炎上、コロナ禍を越えた『温泉むすめ』の現在地 地域へのAI展開や最新ライブを経て“50年計画”はフェーズ2へ

少し足を踏み入れた“温泉むすめ50年計画”フェーズ2

――そこまで実現すると、『温泉むすめ』は温泉地にとってこれまで以上に実用的な存在となりそうですね。

橋本:これは自分の皮算用というか、絵空事も含めての計画ですが、“温泉むすめ50年計画”というのがありまして、今はとにかく現地の方々に活用してもらってキャラクターを浸透させていく“フェーズ1”の段階です。今年でプロジェクトが本格始動して8年経ちますが、現在『温泉むすめ』は127キャラいまして、そのうち85%を超える110カ所の温泉地で活用されています。特に人気の真尋ちゃんは、毎週のように地元のテレビや新聞に登場し、福島県ではちょっと有名なキャラクターになっています。これくらいの存在になるまで最低10年や20年はかかると思っていたので、計画よりは全体的に早く進行しています。現地での知名度が上がり、集客の問題もある程度解決できたら、フェーズ2で取り組むべきミッションとして想定していたのが、『温泉むすめ』たちが温泉地にさらに貢献することで必要不可欠な存在になる、すなわち課題となっている人手不足や多言語化への対応でした。それをデジタルの力で実現しようと考えていたので、AIに取り組んだことで計画は“フェーズ2”に少し足を踏み入れたことになります。

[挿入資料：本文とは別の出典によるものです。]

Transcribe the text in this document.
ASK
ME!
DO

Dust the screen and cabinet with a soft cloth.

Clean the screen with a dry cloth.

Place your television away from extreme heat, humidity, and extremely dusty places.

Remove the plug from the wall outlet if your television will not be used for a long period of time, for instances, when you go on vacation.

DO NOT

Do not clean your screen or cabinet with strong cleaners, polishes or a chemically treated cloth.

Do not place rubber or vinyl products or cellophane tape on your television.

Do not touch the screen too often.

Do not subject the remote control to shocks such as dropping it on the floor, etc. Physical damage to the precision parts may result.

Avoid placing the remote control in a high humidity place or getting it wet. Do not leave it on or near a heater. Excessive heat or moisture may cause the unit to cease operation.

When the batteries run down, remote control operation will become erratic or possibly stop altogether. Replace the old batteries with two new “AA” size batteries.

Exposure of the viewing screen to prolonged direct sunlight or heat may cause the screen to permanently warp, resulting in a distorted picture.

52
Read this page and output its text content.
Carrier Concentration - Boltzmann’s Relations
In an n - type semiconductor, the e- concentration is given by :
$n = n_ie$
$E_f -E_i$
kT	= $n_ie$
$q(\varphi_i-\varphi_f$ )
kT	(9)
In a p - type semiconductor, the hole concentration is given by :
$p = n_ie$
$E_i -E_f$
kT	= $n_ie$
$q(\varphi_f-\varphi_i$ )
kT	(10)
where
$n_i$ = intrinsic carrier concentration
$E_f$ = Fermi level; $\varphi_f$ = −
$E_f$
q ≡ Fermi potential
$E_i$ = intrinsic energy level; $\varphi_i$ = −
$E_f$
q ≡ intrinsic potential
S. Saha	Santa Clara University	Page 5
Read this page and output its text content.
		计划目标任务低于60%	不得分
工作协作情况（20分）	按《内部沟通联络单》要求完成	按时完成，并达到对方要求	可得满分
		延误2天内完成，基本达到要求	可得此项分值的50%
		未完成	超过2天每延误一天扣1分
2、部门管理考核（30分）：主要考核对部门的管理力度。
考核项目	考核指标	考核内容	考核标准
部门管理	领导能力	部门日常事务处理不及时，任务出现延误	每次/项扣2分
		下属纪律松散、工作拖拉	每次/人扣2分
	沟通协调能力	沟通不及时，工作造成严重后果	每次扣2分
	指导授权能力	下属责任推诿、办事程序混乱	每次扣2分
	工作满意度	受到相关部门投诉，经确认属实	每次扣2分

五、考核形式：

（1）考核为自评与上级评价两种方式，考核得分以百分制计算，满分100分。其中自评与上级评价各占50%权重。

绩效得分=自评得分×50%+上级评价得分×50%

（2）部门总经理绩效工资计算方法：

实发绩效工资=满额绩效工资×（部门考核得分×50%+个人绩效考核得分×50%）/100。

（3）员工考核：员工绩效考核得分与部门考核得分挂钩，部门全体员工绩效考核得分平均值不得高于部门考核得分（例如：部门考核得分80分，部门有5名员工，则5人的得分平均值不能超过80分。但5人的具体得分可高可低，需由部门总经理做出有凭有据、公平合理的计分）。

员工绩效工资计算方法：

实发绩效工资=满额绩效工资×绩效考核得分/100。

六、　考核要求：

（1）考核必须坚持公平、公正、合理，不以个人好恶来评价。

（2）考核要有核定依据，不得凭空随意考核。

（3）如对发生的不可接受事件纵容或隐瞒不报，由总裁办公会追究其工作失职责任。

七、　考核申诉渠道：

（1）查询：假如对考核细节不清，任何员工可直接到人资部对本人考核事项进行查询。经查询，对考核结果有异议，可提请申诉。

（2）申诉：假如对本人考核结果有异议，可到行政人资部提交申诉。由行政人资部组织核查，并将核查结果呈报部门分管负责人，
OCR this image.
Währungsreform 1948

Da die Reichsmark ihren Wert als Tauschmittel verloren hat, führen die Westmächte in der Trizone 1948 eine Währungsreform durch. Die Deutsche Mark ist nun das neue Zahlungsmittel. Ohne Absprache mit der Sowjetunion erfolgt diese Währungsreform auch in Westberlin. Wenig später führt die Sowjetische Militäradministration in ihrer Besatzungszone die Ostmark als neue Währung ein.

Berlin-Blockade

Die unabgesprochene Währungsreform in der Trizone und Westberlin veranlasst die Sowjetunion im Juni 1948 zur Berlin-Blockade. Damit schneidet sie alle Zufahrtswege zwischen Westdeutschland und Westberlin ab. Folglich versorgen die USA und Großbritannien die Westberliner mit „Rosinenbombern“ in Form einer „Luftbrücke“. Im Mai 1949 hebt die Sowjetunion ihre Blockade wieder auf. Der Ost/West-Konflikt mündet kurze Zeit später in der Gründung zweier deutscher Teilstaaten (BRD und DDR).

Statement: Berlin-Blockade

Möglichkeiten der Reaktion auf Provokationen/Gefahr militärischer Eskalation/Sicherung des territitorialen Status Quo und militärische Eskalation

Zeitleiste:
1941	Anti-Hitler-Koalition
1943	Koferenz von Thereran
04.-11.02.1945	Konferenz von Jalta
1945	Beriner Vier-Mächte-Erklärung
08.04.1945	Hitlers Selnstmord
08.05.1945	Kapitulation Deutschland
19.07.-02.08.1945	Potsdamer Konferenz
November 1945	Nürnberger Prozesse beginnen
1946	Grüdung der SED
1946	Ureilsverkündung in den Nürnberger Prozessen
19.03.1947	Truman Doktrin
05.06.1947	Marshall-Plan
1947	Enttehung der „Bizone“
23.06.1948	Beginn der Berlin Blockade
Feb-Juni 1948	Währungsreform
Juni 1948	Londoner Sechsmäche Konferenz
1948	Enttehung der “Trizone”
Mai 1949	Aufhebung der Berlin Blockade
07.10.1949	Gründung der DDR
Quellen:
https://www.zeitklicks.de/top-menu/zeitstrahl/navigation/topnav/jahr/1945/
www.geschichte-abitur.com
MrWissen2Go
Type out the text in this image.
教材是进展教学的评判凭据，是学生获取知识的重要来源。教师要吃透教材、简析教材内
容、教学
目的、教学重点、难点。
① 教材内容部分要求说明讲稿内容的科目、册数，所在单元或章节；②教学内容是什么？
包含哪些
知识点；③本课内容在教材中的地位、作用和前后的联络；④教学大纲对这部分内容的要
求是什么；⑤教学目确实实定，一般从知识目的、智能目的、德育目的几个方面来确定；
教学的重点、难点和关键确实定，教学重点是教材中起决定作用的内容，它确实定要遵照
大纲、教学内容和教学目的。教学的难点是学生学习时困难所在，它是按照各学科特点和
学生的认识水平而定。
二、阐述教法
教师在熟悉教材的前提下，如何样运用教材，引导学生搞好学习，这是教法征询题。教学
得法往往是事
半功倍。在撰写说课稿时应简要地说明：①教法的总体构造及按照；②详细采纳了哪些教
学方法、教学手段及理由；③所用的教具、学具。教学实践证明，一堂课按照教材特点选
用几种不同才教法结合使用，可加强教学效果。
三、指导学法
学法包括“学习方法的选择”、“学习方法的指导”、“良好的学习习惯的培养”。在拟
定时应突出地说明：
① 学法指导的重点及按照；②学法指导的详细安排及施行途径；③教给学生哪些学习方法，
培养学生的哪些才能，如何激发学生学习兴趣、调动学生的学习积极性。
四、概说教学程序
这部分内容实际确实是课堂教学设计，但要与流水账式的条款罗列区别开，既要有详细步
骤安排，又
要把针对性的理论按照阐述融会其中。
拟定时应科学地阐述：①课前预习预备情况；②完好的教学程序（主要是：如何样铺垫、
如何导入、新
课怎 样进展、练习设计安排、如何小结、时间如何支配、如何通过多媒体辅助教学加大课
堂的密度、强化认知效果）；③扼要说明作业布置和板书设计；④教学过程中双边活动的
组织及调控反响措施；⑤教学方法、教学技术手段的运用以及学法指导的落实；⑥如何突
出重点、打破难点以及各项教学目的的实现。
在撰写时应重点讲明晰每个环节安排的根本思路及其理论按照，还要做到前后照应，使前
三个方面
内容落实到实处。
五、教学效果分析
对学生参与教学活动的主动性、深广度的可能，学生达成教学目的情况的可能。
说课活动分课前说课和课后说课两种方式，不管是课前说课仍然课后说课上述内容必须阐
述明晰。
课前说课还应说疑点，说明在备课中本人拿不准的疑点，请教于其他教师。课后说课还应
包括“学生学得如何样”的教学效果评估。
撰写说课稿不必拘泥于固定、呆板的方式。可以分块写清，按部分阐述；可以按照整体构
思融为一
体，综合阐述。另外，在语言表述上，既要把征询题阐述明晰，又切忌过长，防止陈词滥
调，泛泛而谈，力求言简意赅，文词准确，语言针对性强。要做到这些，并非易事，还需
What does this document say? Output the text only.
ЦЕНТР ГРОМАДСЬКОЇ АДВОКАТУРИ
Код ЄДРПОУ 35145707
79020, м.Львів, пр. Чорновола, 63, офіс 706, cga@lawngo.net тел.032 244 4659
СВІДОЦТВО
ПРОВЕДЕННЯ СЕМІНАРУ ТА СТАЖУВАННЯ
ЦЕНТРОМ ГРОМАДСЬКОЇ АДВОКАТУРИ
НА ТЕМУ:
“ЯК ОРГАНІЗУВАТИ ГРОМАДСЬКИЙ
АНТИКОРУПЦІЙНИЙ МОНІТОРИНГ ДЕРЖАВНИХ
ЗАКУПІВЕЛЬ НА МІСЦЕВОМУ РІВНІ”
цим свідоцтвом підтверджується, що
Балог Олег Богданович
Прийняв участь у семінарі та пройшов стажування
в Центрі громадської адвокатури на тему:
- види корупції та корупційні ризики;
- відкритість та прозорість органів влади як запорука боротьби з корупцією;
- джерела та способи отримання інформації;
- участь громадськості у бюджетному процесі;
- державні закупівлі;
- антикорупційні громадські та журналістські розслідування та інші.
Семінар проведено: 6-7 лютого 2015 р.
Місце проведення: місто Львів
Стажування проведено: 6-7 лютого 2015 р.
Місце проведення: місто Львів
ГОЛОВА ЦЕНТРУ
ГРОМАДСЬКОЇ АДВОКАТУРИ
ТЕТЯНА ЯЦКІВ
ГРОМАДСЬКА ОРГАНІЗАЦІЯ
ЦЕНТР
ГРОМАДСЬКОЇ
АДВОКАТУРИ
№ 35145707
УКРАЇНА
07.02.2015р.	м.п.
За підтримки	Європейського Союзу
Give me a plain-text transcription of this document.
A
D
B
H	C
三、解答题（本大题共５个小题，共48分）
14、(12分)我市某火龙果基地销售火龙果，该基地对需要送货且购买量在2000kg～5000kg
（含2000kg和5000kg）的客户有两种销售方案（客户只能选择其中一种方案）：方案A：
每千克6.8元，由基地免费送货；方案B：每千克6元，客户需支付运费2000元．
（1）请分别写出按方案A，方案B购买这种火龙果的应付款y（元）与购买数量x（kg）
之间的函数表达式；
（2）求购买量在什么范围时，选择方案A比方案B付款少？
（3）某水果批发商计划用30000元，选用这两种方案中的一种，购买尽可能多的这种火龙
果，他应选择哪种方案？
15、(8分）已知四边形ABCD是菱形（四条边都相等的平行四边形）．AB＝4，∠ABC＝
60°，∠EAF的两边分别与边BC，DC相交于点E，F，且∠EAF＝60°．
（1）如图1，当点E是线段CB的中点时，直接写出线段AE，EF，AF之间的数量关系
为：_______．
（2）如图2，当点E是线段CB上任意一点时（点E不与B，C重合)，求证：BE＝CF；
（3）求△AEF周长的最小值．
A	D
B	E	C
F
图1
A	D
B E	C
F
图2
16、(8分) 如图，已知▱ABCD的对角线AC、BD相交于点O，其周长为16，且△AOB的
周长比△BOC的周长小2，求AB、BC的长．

――今の話にあった活用というのは、各温泉地での温泉むすめのパネルを設置したりグッズを販売したりといったことですよね?

橋本:そうです。こちらから営業をしているわけでもないのに今では多くの温泉地で活用いただいているのは、イベントやグッズ購入のために現地に足を運んでくださる『温泉むすめ』ファンの力が認められているためです。特にコラボ宿泊プランは好評ですね。旅館の稼働率って平日は2、3割が平均なのですが、『温泉むすめ』ファンは曜日を問わず来てくれて……。しかも平日休日合わせた稼働率の平均が8割を超えているというコラボ宿泊プランもあります。そういったファンの方々のおかげで、これほど温泉地に送客できるコンテンツになりました。

――『温泉むすめ』のプロジェクト開始時はアイドルコンテンツ色が強かったと思いますが、明らかにその色が変わりましたよね。地方活性化のほうに針を振ったというか。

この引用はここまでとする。